C'est magnifique! Quel travail, bravo!

Ladislas

Merci Artanux!

kaj
( Modifié )

La lecture de ton à propos m'a fait penser à une rencontre au salon du bois à Epinal avec un facteur de clavecin qui me disait voir les ouvrages comme une partition de musique pour que tout soit harmonieux.
Il m'a pris l'exemple d'un escalier ayant une marche plus haute que les autres, ça accroche!
Pour en venir à ton ouvrage, le mariage de la pierre et du bois est très élégant et c'est vraiment un très gros et beau boulot!

Ladislas

Mille mercis pour ton si gentil commentaire, kaj!

MRemy

Bonsoir Ladislas.
Quel boulot !
Les assemblages de charpente m'ont toujours fascinés.
C'est un régal de voir ton œuvre.
Bravo à toi !
Cdlt,
Rémy

Ladislas
( Modifié )

Merci à toi Rémy pour ton commentaire! Je suis heureux si ça peut te plaire.

MRemy

Bonsoir Ladislas,et encore merci pour cette œuvre.
J'ai une petite question concernant la finition. Quelle propriété a l'huile de lin sur un bois qui va rester en extérieur ?
Cdlt,
Rémy

Ladislas

Bonsoir Rémy,
L'huile de lin va permettre au bois d'être protégé autant que possible d'une certaine part des agressions habituelles auxquelles sont soumis les ouvrages en extérieur: humidité et ultraviolets, mais aussi des minuscules champignons responsables du noircissement du chêne. Alors, bien sûr, il faut, environ tous les deux ans si tout va bien renouveler l'application. C'est un procédé naturel et relativement peu cher. Un de mes amis m'a parlé des saturateurs bois que je ne connaissais pas, qui semblent remplir ces fonctions de manière encore plus efficace. Je regrette de ne pas en avoir été informé avant, sinon je crois que j'aurais opté pour cette solution.

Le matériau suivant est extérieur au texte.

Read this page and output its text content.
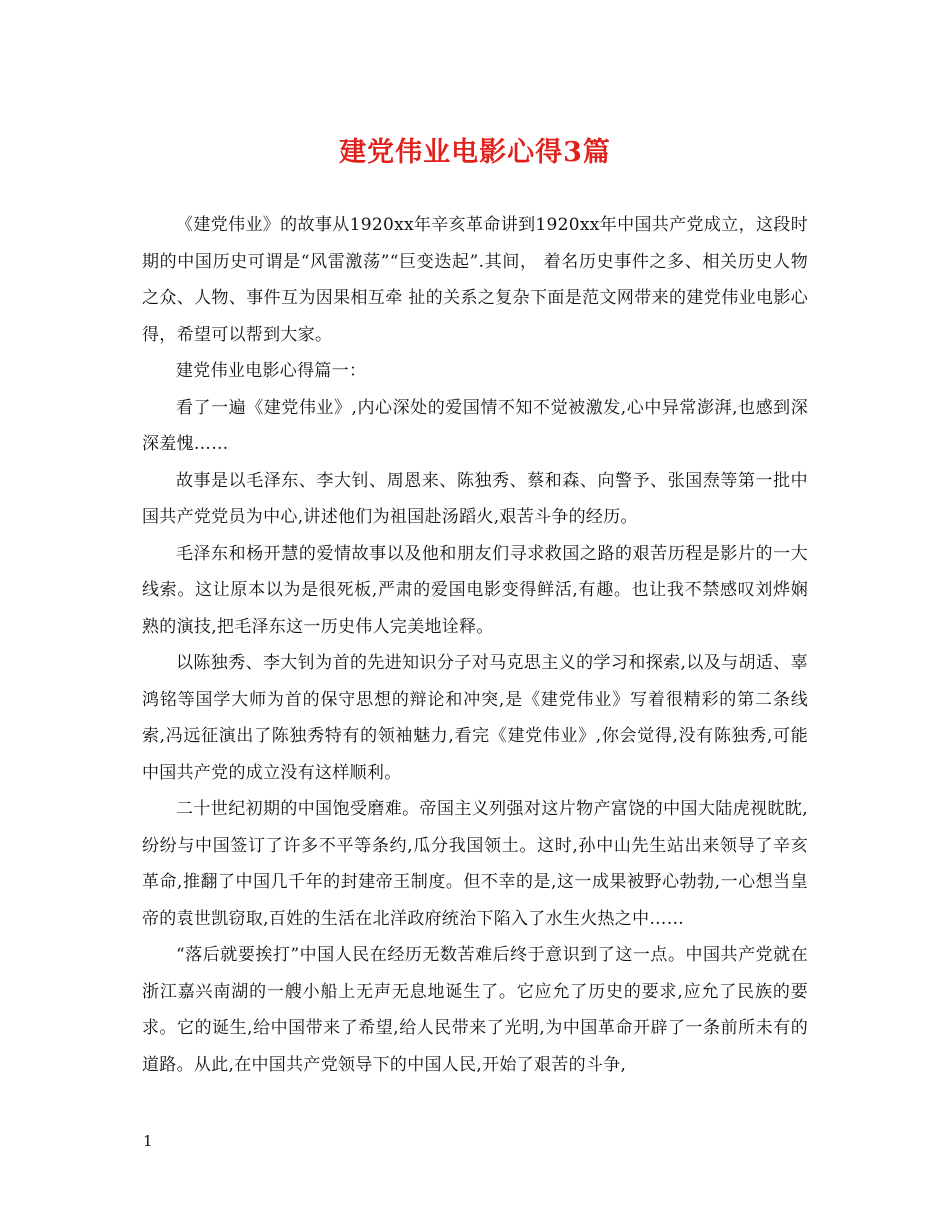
建党伟业电影心得3篇

《建党伟业》的故事从1920xx年辛亥革命讲到1920xx年中国共产党成立，这段时期的中国历史可谓是“风雷激荡”“巨变迭起”.其间， 着名历史事件之多、相关历史人物之众、人物、事件互为因果相互牵 扯的关系之复杂下面是范文网带来的建党伟业电影心得，希望可以帮到大家。

建党伟业电影心得篇一：

看了一遍《建党伟业》,内心深处的爱国情不知不觉被激发,心中异常澎湃,也感到深深羞愧……

故事是以毛泽东、李大钊、周恩来、陈独秀、蔡和森、向警予、张国焘等第一批中国共产党党员为中心,讲述他们为祖国赴汤蹈火,艰苦斗争的经历。

毛泽东和杨开慧的爱情故事以及他和朋友们寻求救国之路的艰苦历程是影片的一大线索。这让原本以为是很死板,严肃的爱国电影变得鲜活,有趣。也让我不禁感叹刘烨娴熟的演技,把毛泽东这一历史伟人完美地诠释。

以陈独秀、李大钊为首的先进知识分子对马克思主义的学习和探索,以及与胡适、辜鸿铭等国学大师为首的保守思想的辩论和冲突,是《建党伟业》写着很精彩的第二条线索,冯远征演出了陈独秀特有的领袖魅力,看完《建党伟业》,你会觉得,没有陈独秀,可能中国共产党的成立没有这样顺利。

二十世纪初期的中国饱受磨难。帝国主义列强对这片物产富饶的中国大陆虎视眈眈,纷纷与中国签订了许多不平等条约,瓜分我国领土。这时,孙中山先生站出来领导了辛亥革命,推翻了中国几千年的封建帝王制度。但不幸的是,这一成果被野心勃勃,一心想当皇帝的袁世凯窃取,百姓的生活在北洋政府统治下陷入了水生火热之中……

“落后就要挨打”中国人民在经历无数苦难后终于意识到了这一点。中国共产党就在浙江嘉兴南湖的一艘小船上无声无息地诞生了。它应允了历史的要求,应允了民族的要求。它的诞生,给中国带来了希望,给人民带来了光明,为中国革命开辟了一条前所未有的道路。从此,在中国共产党领导下的中国人民,开始了艰苦的斗争,

1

Peut-être n'est-il pas trop tard, si je passe la charpente à l'acétone... Si quelqu'un peut me renseigner à ce sujet, j'en serais très heureux!

MRemy

Merci Ladislas.
Effectivement l'utilisation de l'huile de lin semble avoir à peu près les mêmes caractéristiques que les saturateurs.
J ai moi même utilisé du saturateur pour ma table et mon banc (sipo et acacia),2 couches en "mouillé sur mouillé ".
Je ne sais pas si c'est plus efficace mais ce que je sais c'est qu'il faudra un jour en remettre.
Je pense qu'il n'y a pas de produit miracle pour des bois en extérieur.
Cdlt,
Rémy

Ladislas

Merci Rémy pour ta réponse! En effet, le soleil et la pluie ont raison de tout à la longue...

jacquespatry
( Modifié )

belles réflexions sur la conception et la mise en œuvre,du beau boulot, bravo à vous 👌

Ladislas

Merci à vous, Jacques!

TyCoat
( Modifié )

Fabuleux, passionnant,inutile et beau! Le sommet de l’art

Ladislas
( Modifié )

Merci TyCoat pour ta remarque généreuse! Cependant non, pas inutile. Cela contribue à montrer que nous autres êtres humains ne sommes pas gouvernés que par notre tube digestif et par une société productiviste qui ignore tout de ce qu'est la vie. Ce portique est une sorte de tableau, qui lorsque je suis dans la cour magnifie mon jardin qu'il rythme et encadre, et qui lorsque je suis dans le jardin, par ses proportions et ce qu'il signifie, entraîne mon esprit vers autre chose que l'administration stricte du quotidien. Nous ne sommes pas des fourmis ni des abeilles, n'en déplaise à Mandeville.

MICHEL06
( Modifié )

respect, MONSIEUR.
ton CV est tout autant impressionnant.
Bravo

Ladislas

Merci à toi Michel!

Maillien Michael
( Modifié )

Beau boulot 😉 👍

Ladislas
( Modifié )

Merci Michael pour ton appréciation et pour ta disponibilité quand j'avais besoin de comprendre certains détails liés notamment à l'utilisation de ma KC100! Et puis comme tu le vois j'ai finalement réussi à faire rendre raison à ces grandes poutres capricieuses!

Gilles43
( Modifié )

Bonjour et chapeau bas pour ce magnifique et gigantesque ouvrage
Ca transpire la passion et inspire le respect!!
c'est vrai que de la charpenterie émane quelque chose de magique
Alors BRAVO et RE BRAVO pour ce travail et un grand merci pour le partage méticuleusement documenté

Ladislas

Merci Gilles!

HENRYCh

Toute la passion transpire dans ce chef d'oeuvre!
Bravo et chapeau bas !

Ladislas
( Modifié )

Mille mercis, Henry, ton commentaire me touche beaucoup.